Hosting the meeting, France’s Interior Minister Bernard Cazeneuve announced there would be increased identity and baggage controls at stations and more police patrols on board international trains.
The 25-year-old was overpowered by several passengers before he was able to go through with the attack.
El-Khazzani travelled freely on to France, despite being known to French police for his sympathies towards radical Islam.
To counter such people slipping through the net in future, Cazeneuve insisted that information exchanges between members of the EU's Schengen open-bordes zone would be stepped up and made systematic.
Other measures include issuing tickets with passengers' names for long distance travel.

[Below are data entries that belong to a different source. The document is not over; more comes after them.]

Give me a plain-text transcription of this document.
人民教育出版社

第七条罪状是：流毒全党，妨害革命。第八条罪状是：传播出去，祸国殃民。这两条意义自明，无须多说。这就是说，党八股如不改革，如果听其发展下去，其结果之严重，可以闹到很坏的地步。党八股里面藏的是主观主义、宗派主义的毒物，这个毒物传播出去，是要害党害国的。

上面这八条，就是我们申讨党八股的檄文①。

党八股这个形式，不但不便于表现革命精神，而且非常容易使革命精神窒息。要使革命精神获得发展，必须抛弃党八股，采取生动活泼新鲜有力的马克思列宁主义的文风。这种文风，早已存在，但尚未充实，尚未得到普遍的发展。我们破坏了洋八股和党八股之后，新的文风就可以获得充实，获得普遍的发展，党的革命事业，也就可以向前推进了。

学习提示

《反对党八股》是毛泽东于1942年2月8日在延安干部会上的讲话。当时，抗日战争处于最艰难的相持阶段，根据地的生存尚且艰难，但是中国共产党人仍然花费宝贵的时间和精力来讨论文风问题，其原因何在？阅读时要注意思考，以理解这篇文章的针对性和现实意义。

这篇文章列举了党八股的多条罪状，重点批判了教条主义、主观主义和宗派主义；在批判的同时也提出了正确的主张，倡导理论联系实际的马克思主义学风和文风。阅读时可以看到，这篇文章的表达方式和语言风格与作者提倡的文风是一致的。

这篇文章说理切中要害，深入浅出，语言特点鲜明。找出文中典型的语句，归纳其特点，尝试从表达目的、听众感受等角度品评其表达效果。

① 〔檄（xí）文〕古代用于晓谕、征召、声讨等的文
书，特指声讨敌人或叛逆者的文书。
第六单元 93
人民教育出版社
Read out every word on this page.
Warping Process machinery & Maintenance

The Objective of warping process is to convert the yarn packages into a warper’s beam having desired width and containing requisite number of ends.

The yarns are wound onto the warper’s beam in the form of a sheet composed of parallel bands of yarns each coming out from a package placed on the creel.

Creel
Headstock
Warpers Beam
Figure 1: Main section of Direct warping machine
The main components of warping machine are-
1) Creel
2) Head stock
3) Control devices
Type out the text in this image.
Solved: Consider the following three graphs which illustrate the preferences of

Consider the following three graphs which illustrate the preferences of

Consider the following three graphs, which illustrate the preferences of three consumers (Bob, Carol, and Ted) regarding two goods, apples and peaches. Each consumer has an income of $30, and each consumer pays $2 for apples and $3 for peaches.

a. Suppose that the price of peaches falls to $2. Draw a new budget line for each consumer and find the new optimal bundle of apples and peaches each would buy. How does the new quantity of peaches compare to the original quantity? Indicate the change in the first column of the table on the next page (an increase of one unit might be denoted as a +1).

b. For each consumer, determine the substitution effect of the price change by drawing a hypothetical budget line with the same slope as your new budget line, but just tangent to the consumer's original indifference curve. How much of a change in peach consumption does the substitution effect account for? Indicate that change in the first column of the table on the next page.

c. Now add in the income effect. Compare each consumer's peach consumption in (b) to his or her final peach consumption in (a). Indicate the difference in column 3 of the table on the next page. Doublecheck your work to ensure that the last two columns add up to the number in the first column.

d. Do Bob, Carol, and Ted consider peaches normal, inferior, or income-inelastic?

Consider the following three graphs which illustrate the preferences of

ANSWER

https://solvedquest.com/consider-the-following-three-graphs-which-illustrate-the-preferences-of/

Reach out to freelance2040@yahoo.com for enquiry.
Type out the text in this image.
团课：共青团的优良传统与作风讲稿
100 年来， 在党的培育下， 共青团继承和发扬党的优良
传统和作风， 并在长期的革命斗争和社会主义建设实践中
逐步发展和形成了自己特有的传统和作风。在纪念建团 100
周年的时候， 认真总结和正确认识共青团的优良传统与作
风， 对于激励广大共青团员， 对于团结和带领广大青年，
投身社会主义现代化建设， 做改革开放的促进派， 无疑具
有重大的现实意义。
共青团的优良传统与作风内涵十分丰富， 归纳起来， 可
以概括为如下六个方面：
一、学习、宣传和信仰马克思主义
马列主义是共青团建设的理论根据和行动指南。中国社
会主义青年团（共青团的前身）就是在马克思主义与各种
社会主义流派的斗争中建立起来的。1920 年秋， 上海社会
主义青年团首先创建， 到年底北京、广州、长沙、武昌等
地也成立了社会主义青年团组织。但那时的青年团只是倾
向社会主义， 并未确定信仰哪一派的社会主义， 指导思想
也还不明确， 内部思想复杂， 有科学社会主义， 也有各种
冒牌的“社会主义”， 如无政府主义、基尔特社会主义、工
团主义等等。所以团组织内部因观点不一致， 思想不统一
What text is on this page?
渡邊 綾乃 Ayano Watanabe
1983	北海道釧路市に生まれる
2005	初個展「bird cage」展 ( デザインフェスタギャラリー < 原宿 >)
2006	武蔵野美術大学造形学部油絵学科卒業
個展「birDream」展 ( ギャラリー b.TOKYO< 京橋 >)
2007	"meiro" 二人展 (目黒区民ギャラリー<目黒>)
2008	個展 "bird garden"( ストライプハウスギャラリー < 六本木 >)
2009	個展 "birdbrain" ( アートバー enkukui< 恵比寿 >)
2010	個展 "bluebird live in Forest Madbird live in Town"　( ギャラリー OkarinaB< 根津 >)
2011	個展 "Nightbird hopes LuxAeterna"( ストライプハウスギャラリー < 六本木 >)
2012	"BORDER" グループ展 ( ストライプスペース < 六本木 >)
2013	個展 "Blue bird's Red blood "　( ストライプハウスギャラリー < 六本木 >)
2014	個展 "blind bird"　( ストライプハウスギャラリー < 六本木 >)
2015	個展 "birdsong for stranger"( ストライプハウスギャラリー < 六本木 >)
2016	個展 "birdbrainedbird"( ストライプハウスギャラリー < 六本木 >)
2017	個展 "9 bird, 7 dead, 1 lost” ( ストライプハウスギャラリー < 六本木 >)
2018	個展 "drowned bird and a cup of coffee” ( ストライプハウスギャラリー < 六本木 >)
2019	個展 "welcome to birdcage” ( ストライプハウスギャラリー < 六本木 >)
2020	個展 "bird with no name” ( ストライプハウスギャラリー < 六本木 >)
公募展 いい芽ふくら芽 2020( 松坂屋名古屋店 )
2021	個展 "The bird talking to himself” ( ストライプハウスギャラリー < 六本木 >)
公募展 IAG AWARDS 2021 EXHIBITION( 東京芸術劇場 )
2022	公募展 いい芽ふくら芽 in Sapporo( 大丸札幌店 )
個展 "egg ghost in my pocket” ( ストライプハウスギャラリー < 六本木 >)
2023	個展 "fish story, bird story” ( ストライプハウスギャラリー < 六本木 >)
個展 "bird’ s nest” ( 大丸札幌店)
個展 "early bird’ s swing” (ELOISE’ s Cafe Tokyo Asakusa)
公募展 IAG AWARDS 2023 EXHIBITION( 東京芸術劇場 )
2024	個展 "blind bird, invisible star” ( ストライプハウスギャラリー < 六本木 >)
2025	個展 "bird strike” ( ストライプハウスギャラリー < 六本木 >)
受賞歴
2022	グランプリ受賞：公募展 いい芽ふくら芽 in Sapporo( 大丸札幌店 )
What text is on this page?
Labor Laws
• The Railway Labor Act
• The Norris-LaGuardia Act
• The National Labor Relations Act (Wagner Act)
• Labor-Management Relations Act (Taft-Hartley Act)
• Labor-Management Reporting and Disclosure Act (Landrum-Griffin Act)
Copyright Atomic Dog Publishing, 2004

Raffaello Pantucci, a terrorism expert at the Royal United Services Institute in London, says that upgrading security is clearly very important and possible but raises several issues.
"The concern is always that if you over securitise it, then you end up making trains difficult to use," he told RFI. "And trains are such a fundamental part of movement around the European Union, so they have to be careful not to do that.
Tightening security across the whole network would be "impractical and probably prohibitively expensive", he argues.
Instead he predicts that what we are likely to see emerge is more random police visibility in random places around the train network similar to the scattered presence of air marshals on planes.
"This has a deterrent effect ... something you can do without having to ensure that there is an armed policeman on every train, in every carriage."
EU ministers from the nine countries concerned; France, Germany, United Kingdom, Italy, Spain, Belgium, Luxembourg, the Netherlands and Switzerland also called on the European Commission to reinforce legislation on gun control.